Wednesday, April 25, 2012

Just Finished Reading

In American Oracle: The Civil War in the Civil Rights Era, Yale Professor David W. Blight explores four authors who wrote during the centennial commemoration of the Civil War.  Of course, the 100th anniversary also coincided with some of the most significant years of the Civil Rights Movement.  Between 1960 and 1965 an enormous amount of protest and change manifested in numerous events, such as: the Greensboro, NC sit-ins; the Old Miss riots sparked by James Meredith's admission; the Freedom Rides; the Albany, GA movement; King's "Letter from a Birmingham Jail;" Medgar Evers assassination; the March on Washington and "I Have a Dream" speech; the 16th St. Baptist Church bombing in Birmingham; Freedom Summer; the Civil Rights Act of 1964; Malcolm X's assassination; the Selma to Montgomery March; and the Watts Riots.

However, much of the centennial commemoration activities avoided the dramatic contemporary changes, and few examined their roots in the 1860-1865 years. Rather, the centennial events viewed the Civil War with reconciliationist goggles while feeling threatened by Cold War enemies.

The four authors Professor Blight examines all had their own particular take on the Civil War and what came from the years of our nation's internal conflict 100 years before. The first author, Robert Penn Warren, proved to be an especially interesting read.  Naturally, I had heard of Warren, being that he was a Kentuckian, but shamefully I have not read his works.  I hope to change that real soon.  Robert Penn Warren was a writing prodigy from near Guthrie, Kentucky, who grew up hearing stories from a grandfather that rode with Nathan Bedford Forrest. His upbringing influenced his thinking and writing in his early years as he wrote in support of segregation, but later recanted those sentiments. Warren's work that get the most attention from Blight is The Legacy of the Civil War, published in 1961. Blight explains Legacy "is an essay  essentially about the power of myth at the heart of  national historical memory."  I really need to read this one.
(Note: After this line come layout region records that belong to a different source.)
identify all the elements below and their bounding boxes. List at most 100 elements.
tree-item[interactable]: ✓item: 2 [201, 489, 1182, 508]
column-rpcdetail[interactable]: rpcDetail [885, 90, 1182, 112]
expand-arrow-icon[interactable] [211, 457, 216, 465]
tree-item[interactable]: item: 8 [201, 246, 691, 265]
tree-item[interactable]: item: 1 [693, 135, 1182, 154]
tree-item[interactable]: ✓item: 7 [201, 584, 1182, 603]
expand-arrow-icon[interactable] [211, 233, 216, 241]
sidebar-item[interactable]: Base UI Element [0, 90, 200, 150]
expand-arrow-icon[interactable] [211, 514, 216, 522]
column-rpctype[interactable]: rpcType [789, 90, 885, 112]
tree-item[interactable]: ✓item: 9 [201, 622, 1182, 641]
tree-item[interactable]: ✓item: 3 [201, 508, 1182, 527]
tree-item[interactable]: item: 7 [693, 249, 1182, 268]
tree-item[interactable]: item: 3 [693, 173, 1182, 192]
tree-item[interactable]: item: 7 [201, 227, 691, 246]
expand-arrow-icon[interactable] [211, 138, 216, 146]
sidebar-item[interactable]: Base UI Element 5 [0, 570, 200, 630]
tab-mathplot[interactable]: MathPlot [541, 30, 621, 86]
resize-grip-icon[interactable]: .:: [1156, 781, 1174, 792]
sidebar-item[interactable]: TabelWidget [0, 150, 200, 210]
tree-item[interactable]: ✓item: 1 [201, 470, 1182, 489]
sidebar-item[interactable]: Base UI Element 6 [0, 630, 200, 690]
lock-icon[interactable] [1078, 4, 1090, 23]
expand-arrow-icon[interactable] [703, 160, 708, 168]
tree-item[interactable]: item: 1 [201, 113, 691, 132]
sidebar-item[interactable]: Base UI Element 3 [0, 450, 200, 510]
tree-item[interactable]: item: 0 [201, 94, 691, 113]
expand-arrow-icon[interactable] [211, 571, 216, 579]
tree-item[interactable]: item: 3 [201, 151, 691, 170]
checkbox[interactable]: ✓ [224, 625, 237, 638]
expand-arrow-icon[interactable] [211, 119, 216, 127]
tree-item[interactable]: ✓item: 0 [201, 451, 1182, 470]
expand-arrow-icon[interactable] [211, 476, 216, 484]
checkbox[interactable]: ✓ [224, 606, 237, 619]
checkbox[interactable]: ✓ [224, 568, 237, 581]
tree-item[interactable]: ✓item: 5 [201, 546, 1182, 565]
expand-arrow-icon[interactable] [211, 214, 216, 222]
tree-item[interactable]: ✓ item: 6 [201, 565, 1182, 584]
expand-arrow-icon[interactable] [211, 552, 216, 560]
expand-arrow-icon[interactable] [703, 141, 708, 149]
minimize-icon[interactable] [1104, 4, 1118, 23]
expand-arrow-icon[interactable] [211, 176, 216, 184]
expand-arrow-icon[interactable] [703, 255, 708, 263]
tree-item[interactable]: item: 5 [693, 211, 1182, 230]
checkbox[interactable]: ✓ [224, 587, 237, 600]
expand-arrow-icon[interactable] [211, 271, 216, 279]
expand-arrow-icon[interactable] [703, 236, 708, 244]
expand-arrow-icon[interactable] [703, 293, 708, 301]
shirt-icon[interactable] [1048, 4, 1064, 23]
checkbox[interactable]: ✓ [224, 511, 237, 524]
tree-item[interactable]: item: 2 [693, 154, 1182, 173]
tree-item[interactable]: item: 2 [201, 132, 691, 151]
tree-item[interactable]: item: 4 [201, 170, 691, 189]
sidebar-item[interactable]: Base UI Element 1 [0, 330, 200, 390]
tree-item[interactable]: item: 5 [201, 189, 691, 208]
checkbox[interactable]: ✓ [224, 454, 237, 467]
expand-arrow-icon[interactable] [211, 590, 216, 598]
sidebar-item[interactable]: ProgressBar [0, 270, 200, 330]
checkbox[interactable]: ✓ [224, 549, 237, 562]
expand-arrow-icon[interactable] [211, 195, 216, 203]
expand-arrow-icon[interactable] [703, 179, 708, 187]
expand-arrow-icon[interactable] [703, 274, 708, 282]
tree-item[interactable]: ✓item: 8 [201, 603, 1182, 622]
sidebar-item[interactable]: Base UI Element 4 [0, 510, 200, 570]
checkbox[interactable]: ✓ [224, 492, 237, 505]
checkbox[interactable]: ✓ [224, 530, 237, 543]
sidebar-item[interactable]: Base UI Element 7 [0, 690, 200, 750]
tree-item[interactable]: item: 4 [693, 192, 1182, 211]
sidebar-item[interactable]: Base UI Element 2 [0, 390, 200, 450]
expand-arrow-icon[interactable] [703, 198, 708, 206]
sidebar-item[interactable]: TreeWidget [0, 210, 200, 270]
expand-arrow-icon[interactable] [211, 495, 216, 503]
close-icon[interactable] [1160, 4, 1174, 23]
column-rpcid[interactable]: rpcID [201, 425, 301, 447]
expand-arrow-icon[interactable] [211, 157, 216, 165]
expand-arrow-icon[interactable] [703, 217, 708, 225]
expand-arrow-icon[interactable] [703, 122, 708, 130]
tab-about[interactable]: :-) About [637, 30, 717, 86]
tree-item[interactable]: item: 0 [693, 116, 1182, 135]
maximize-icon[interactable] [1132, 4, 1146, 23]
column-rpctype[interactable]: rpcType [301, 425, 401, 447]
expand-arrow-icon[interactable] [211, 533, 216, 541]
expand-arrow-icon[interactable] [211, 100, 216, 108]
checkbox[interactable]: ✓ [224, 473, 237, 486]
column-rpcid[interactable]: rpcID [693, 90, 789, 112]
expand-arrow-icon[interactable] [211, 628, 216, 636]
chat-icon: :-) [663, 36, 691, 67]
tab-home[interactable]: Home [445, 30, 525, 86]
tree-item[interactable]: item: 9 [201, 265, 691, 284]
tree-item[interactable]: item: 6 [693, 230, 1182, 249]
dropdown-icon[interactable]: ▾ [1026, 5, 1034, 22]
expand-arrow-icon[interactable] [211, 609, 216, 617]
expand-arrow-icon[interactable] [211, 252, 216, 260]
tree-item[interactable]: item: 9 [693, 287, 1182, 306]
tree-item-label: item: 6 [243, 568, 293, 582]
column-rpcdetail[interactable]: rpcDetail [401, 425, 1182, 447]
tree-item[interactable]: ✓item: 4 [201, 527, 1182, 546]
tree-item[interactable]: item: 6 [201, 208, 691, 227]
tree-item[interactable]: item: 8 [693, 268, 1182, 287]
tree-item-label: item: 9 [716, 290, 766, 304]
Growing up in the 1970s and 80s with a history enthusiast father, I had my fair-share access to Blight's next subject: Bruce Catton. On our home bookshelves was the wonderful Army of the Potomac triology, and of course Catton's classics, The Coming Fury, Terrible Swift Sword and Never Call Retreat. But, above all these, in my youthful opinion, was the American Heritage Picture History of The Civil War, gloriously illustrated with pictures and drawings and colorfully written by Catton and published in 1960. Catton started his career as a journalist and later edited the American Heritage magazine. But it was his role as popular historian that turned him into certainly the most read Civil War writer of the 1950s and 1960s. His works have influenced several generations of Civil War fans, and no matter how many academics picked at his interpretation and labeled his work predictable and formulaic, those that liked to read about the war liked to read Catton.

Next, Blight looked at Edmund Wilson. I have not read Patriotic Gore: Studies in the Literature in the of the American Civil War (published 1962), but like Warren's works, I hope to get to it soon. In Patriotic Gore, Wilson examined many of those less recognized writers from the Civil War era.  He sought out people like John W. DeForest, Alexander H. Stephens, Albion Tourgee, Mary Chestnut, Kate Stone and Sarah Morgan. However, Wilson did not include much anything from African American writers other than Charlotte Forten. Apparently, for what ever reason, he was just not interested in that perspective, which is sad, because it would have been fascinating to see what American's most preeminent literary critic would have thought about Frederick Douglass, William Wells Brown, Elizabeth Keckley or any number of slave narrative writers.

Lastly, but not leastly, James Baldwin, African American writer and troubled soul that he was gets a look.  Among Baldwin's many books and essays, The Fire Next Time (published in 1963) receives the most attention from Blight.  While I have always personally preferred Richard Wright's works to Baldwins, The Fire Next Time is a powerful book that attacks America's racist past on the anniversary of the Emancipation Proclamation.

I did find a small error in the text.  Blight says on page 248 that Malcolm X was assassinated at the Apollo Theater, when in fact, it was at the Audubon Ballroom, although both are in Harlem.

American Oracle is well worth the time to read. It provided me with a number of valuable insights on some of the writers that I did not know much about but that I certainly want to explore. On a scale of 1 to 5, I give it a 4.5.